What this error means

LiteLLM AuthenticationError: AzureException AuthenticationError - The api_key client option must be set either by passing api_key to the client or by setting the OPENAI_API_KEY environment variable is a LiteLLM failure pattern reported for developers trying to fix litellm azure oai authentication error after upgrading to 1.84.0 when using enable_azure_ad_token_refresh. Based on the imported evidence, treat this as a tool-specific troubleshooting page rather than a generic API error.

Why this happens

Issue #27945 on BerriAI/litellm: regression in v1.84.0 breaks Azure AD token refresh. Logs show AuthenticationError despite enable_azure_ad_token_refresh=true. Worked in 1.84.0rc1. Affects production deployments using Azure OpenAI with AD auth.

Common causes

  • Upgrading LiteLLM from 1.84.0rc1 to 1.84.0 breaks Azure AD token refresh for Azure OpenAI models. The error indicates api_key is missing even though Azure AD token provider is configured. This is a regression in a paid proxy service used in production environments.
  • Issue #27945 on BerriAI/litellm: regression in v1.84.0 breaks Azure AD token refresh. Logs show AuthenticationError despite enable_azure_ad_token_refresh=true. Worked in 1.84.0rc1. Affects production deployments using Azure OpenAI with AD auth.

Quick fixes

  1. Confirm the exact error signature matches LiteLLM AuthenticationError: AzureException AuthenticationError - The api_key client option must be set either by passing api_key to the client or by setting the OPENAI_API_KEY environment variable.
  2. Check the LiteLLM account, local tool state, and provider configuration involved in the failing workflow.
  3. Verify the account session, API key, provider settings, and environment where the failing tool is running.
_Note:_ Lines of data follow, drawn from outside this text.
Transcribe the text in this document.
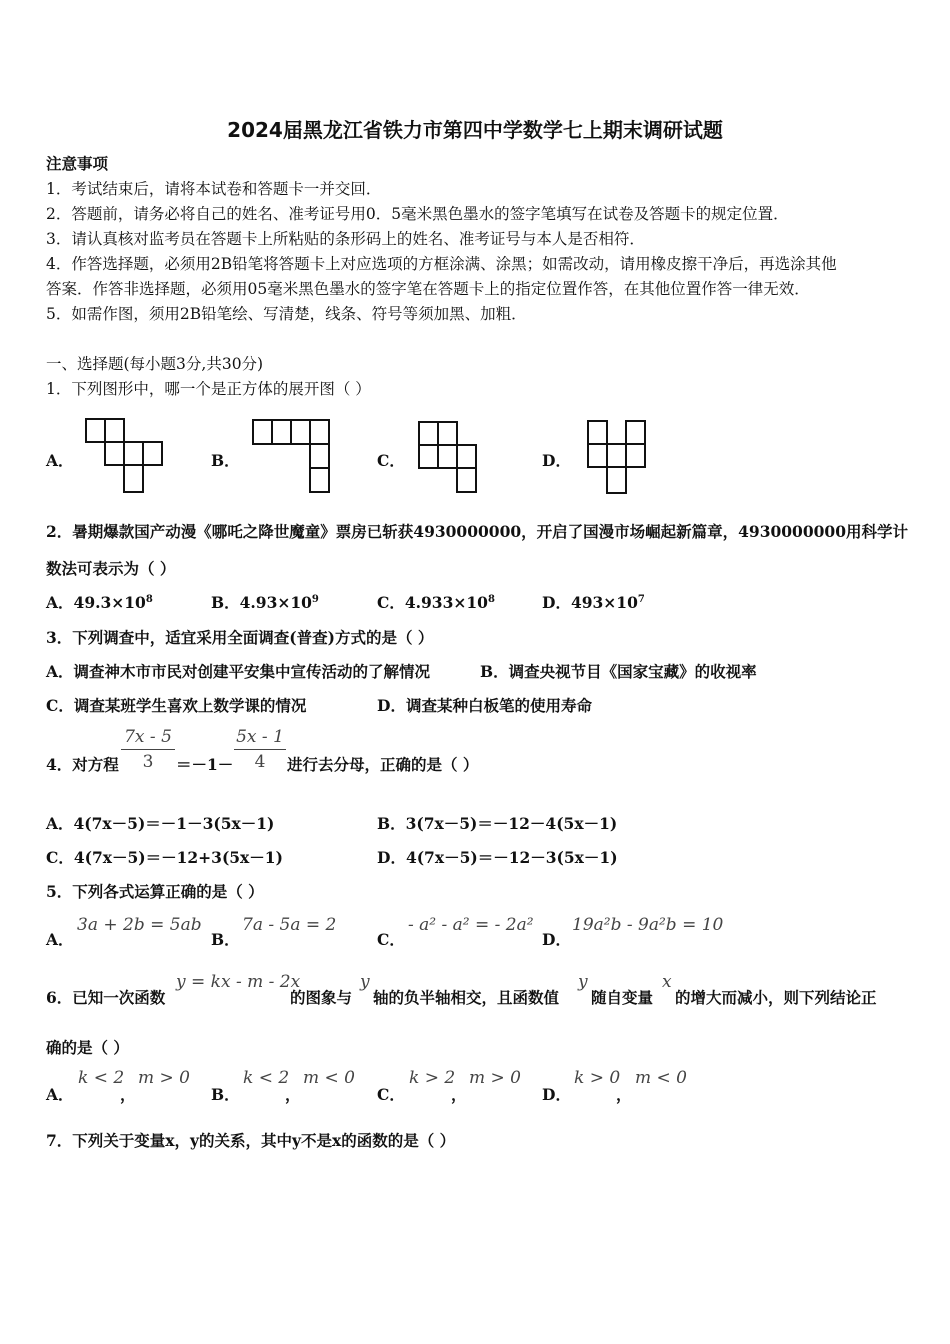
2024届黑龙江省铁力市第四中学数学七上期末调研试题
注意事项
1．考试结束后，请将本试卷和答题卡一并交回．
2．答题前，请务必将自己的姓名、准考证号用0．5毫米黑色墨水的签字笔填写在试卷及答题卡的规定位置．
3．请认真核对监考员在答题卡上所粘贴的条形码上的姓名、准考证号与本人是否相符．
4．作答选择题，必须用2B铅笔将答题卡上对应选项的方框涂满、涂黑；如需改动，请用橡皮擦干净后，再选涂其他
答案．作答非选择题，必须用05毫米黑色墨水的签字笔在答题卡上的指定位置作答，在其他位置作答一律无效．
5．如需作图，须用2B铅笔绘、写清楚，线条、符号等须加黑、加粗．
一、选择题(每小题3分,共30分)
1．下列图形中，哪一个是正方体的展开图（ ）
A．	B．	C．	D．
2．暑期爆款国产动漫《哪吒之降世魔童》票房已斩获4930000000，开启了国漫市场崛起新篇章，4930000000用科学计
数法可表示为（ ）
A．$49.3\times 10^8$	B．$4.93\times 10^9$	C．$4.933\times 10^8$	D．$493\times 10^7$
3．下列调查中，适宜采用全面调查(普查)方式的是（ ）
A．调查神木市市民对创建平安集中宣传活动的了解情况	B．调查央视节目《国家宝藏》的收视率
C．调查某班学生喜欢上数学课的情况	D．调查某种白板笔的使用寿命
4．对方程 $\frac{7x - 5}{3} =-1- \frac{5x - 1}{4}$ 进行去分母，正确的是（ ）
A．4(7x－5)＝－1－3(5x－1)	B．3(7x－5)＝－12－4(5x－1)
C．4(7x－5)＝－12+3(5x－1)	D．4(7x－5)＝－12－3(5x－1)
5．下列各式运算正确的是（ ）
A．
3a + 2b = 5ab
B．
7a - 5a = 2
C．
- a² - a² = - 2a²
D．
19a²b - 9a²b = 10
6．已知一次函数
y = kx - m - 2x
的图象与
y
轴的负半轴相交，且函数值
y
随自变量
x
的增大而减小，则下列结论正
确的是（ ）
A．
k < 2
，
m > 0
B．
k < 2
，
m < 0
C．
k > 2
，
m > 0
D．
k > 0
，
m < 0
7．下列关于变量x，y的关系，其中y不是x的函数的是（ ）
Platform/tool-specific checks

  • Verify the command, editor, extension, or API client that produced the error.
  • Compare local settings with CI, deployment, or editor-level settings when the error appears in only one environment.
  • Avoid deleting credentials, local model data, or project settings until the failing scope is clear.

Step-by-step troubleshooting

  1. Capture the exact error message and the command, editor action, or request that triggered it.
  2. Check whether the failure is account/auth, quota/rate, model/provider, local runtime, or deployment configuration.
  3. Review the source evidence below and compare it with your environment.
  4. Apply one change at a time and rerun the smallest failing action.
  5. Keep the working fix documented for the team or deployment environment.

How to prevent it

  • Keep provider/tool configuration documented.
  • Record non-secret diagnostics such as tool version, provider name, model name, and command path.
  • Add a lightweight check before CI or production workflows depend on the tool.